Uluslararası siber güvenlik uzmanları, 2022 – 23 yıllarında en fazla sayıda siber saldırının Orta Doğu da dâhil olmak üzere "istikrarsız" bölgelerde gerçekleştiğini belirtiyorlar. Bu kapsamda adı sıkça geçen bölge ülkeleri arasında, son dönemde ortalamanın çok üzerinde siber saldırının kaydedildiği Türkiye Cumhuriyeti de yer alıyor. En sonki cumhurbaşkanlığı seçimlerinin arifesinde sorun inanılmaz derecede ağırlaşmıştı. Söz konusu vakaların neredeyse yarısında siber dolandırıcıların sanal saldırıları açıkçası siyasi imalar ve hedefler içeriyordu ve vatandaşların iradesini etkilemek için tasarlanmış oldukları gözüküyordu. Bunun üzerine kriminal polis duruma müdahale etmek zorunda kaldı ve mayıs ayı başlarında ilgili birimler, Türk hükümeti ve devletine bağlı toplam 450 web sitesine aynı anda saldırı planlayan bilgisayar korsanlarına karşı geniş çaplı bir operasyon düzenlemişti. Sonuç olarak da, otuzdan fazla bilgisayar korsanı gözaltına alınmıştı.

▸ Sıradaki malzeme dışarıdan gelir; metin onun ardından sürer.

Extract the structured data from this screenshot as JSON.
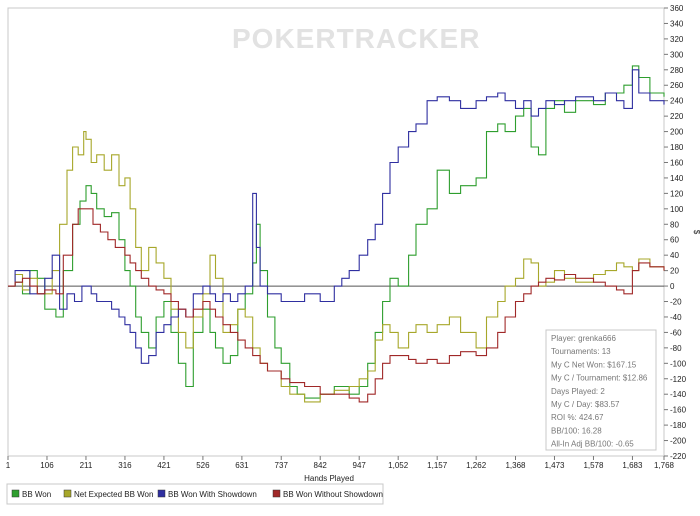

SİBER SİLAHLANMA YARIŞINI ÖNLEMEK İÇİN "AÇIK UÇLU ÇALIŞMA GRUBU"

Bir önceki paragrafta hatırlatılan gelişmeler; bilgi ve iletişim teknolojileri (BİT) güvenliği alanında gezegenimizin her köşesinde ortaya çıkan endişe verici tablonun yalnızca küçük bir parçasını teşkil ediyor. Uzmanlar raporlarında giderek artan bir şekilde "siber savaş" kelimesini kullanmayı tercih ediyor ve bahsi geçen teknolojilerin bir silah olarak dahi kullanılabileceğine vurgu yapıyorlar. Ve bu durumda verilebilecek zarar, nükleer füzelerin kullanılmasından kaynaklanan hasarla dahi karşılaştırılabilir seviyede ve çapta olacaktır. Gerginliğin derecesini azaltmak ve topyekûn bir siber silahlanma yarışını önlemek için Birleşmiş Milletler’e bağlı “Açık Uçlu Çalışma Grubu” (AUÇG) adlı bir yapı oluşturuldu. Sorumluluk alanı, bilgi ve iletişim teknolojilerinin uluslararası güvenliği konuları. Bugün AUÇG, bilgi ve iletişim teknolojilerinin güvenliği konularında temel uluslararası müzakere platformu konumunda. Ele aldığı konular; internet de dâhil, bilgi ve telekomünikasyon ağlarında ülkelerin barış içinde bir arada yaşama durumunu sağlamaya dönük.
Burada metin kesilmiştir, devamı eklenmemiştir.